Mitar sostiene que un ejercicio que hace con frecuencia es sacar un almohadón o una silla para que el chico se siente ahí después de haber sido advertido varias veces y reflexione solo, o en compañía de sus padres, por qué lo hizo. “El tiempo que pase sentado ahí debe ser acorde con su edad: 5 minutos si tiene cinco años; 7 minutos si tiene siete años… Es un método que sirve para que se calme y pueda expresar, sereno y en palabras, cómo se siente respecto de lo que hizo”.
El famoso time out (tiempo fuera) en el que se le pide al niño que se aparte para pensar solo sobre cómo se comportó, fue considerado, en un primer momento como un avance en el sentido de que no es violento, pero fue rápidamente criticado porque deja al niño solo y genera culpabilidad. “Ellos no saben qué tienen que pensar, no saben por qué se portan mal, no saben por qué hicieron lo que hicieron y no saben cómo cambiar lo hecho -apunta Cacciola-. En esos momentos no deben estar solos, por el contrario nos necesitan cerca para que les expliquemos qué hicieron mal y para pensar juntos cómo se puede solucionar lo ocurrido. Además en esas situaciones se dispara todo tipo de fantasías en los niños. Creen que porque se portaron mal los vamos a abandonar o a no querer más.”

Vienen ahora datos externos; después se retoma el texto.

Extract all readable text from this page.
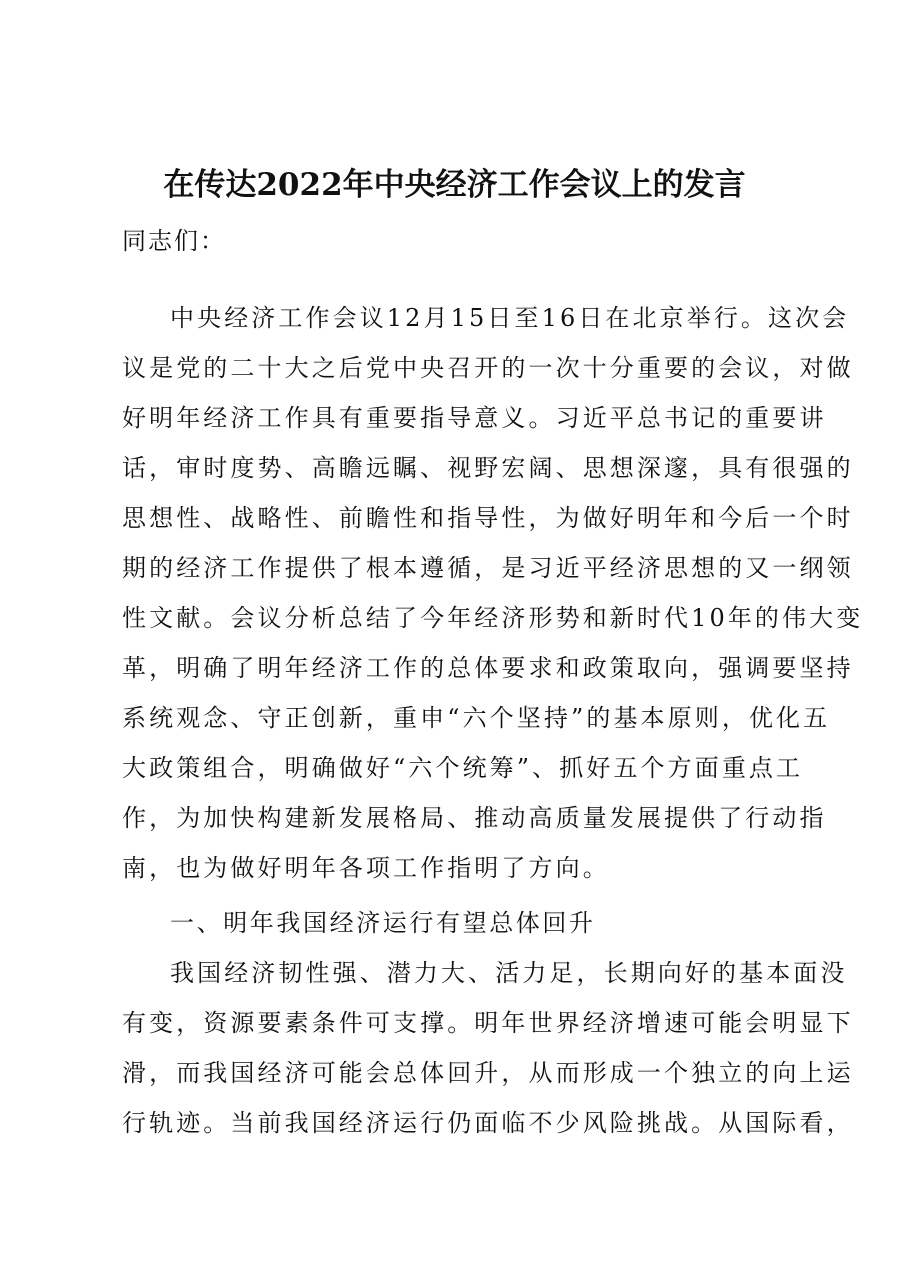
在传达2022年中央经济工作会议上的发言
同志们：
中央经济工作会议12月15日至16日在北京举行。这次会
议是党的二十大之后党中央召开的一次十分重要的会议，对做
好明年经济工作具有重要指导意义。习近平总书记的重要讲
话，审时度势、高瞻远瞩、视野宏阔、思想深邃，具有很强的
思想性、战略性、前瞻性和指导性，为做好明年和今后一个时
期的经济工作提供了根本遵循，是习近平经济思想的又一纲领
性文献。会议分析总结了今年经济形势和新时代10年的伟大变
革，明确了明年经济工作的总体要求和政策取向，强调要坚持
系统观念、守正创新，重申“六个坚持”的基本原则，优化五
大政策组合，明确做好“六个统筹”、抓好五个方面重点工
作，为加快构建新发展格局、推动高质量发展提供了行动指
南，也为做好明年各项工作指明了方向。
一、明年我国经济运行有望总体回升
我国经济韧性强、潜力大、活力足，长期向好的基本面没
有变，资源要素条件可支撑。明年世界经济增速可能会明显下
滑，而我国经济可能会总体回升，从而形成一个独立的向上运
行轨迹。当前我国经济运行仍面临不少风险挑战。从国际看，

Sin embargo, hay quienes consideran que el castigo sigue siendo necesario. “Una sanción negativa es un recurso válido siempre y cuando no sea físico o humillante, evitándose el miedo y el resentimiento -opina Adriana Ceballos, psicóloga y consultora de familia-. En una sociedad en donde puede ser más difícil educar porque todo se pasa por alto y los valores se desdibujan, es necesaria la sanción, que puede consistir en quitar un privilegio, por no dejar al hijo hacer algo que le resulta atractivo o por privarle de un gusto. No es necesario gritar ni salirse de las casillas. Hay que hacerlo con calma y tranquilidad.”
Para Ceballos, es fundamental que la sanción sea posible de cumplir. “Muchas veces en el fragor de la situación, el enojo lleva a tomar una decisión tajante, tan tajante, que al rato los padres comprenden que es imposible continuar en el tiempo con la sanción impuesta. Dejar de aplicar la sanción es lo mismo que decirle al niño que todo es posible, total, al final nada ocurrirá. Por eso, cuando se sanciona, hay que tener la mente fría y ser justo.” Sin embargo, la especialista sostiene que la sanción reiterativa no es positiva. “No es bueno sancionar constantemente, porque en el momento de convertirse en «el» recurso el hijo se acostumbra y pierde efectividad.”
Ana reconoce que dejó los castigos, aun cuando Juancito sigue tirando y rompiendo cosas porque es un chico inquieto. “Aprendí a contar hasta diez y a tratar de dilucidar qué le está pasando. Ya no me pregunta si lo voy a castigar. Él solo reconoce que se equivocó y me dice: ‘No te preocupes, mami, yo lo arreglo’. Y a mí me sale decirle que mejor lo arreglamos entre los dos”.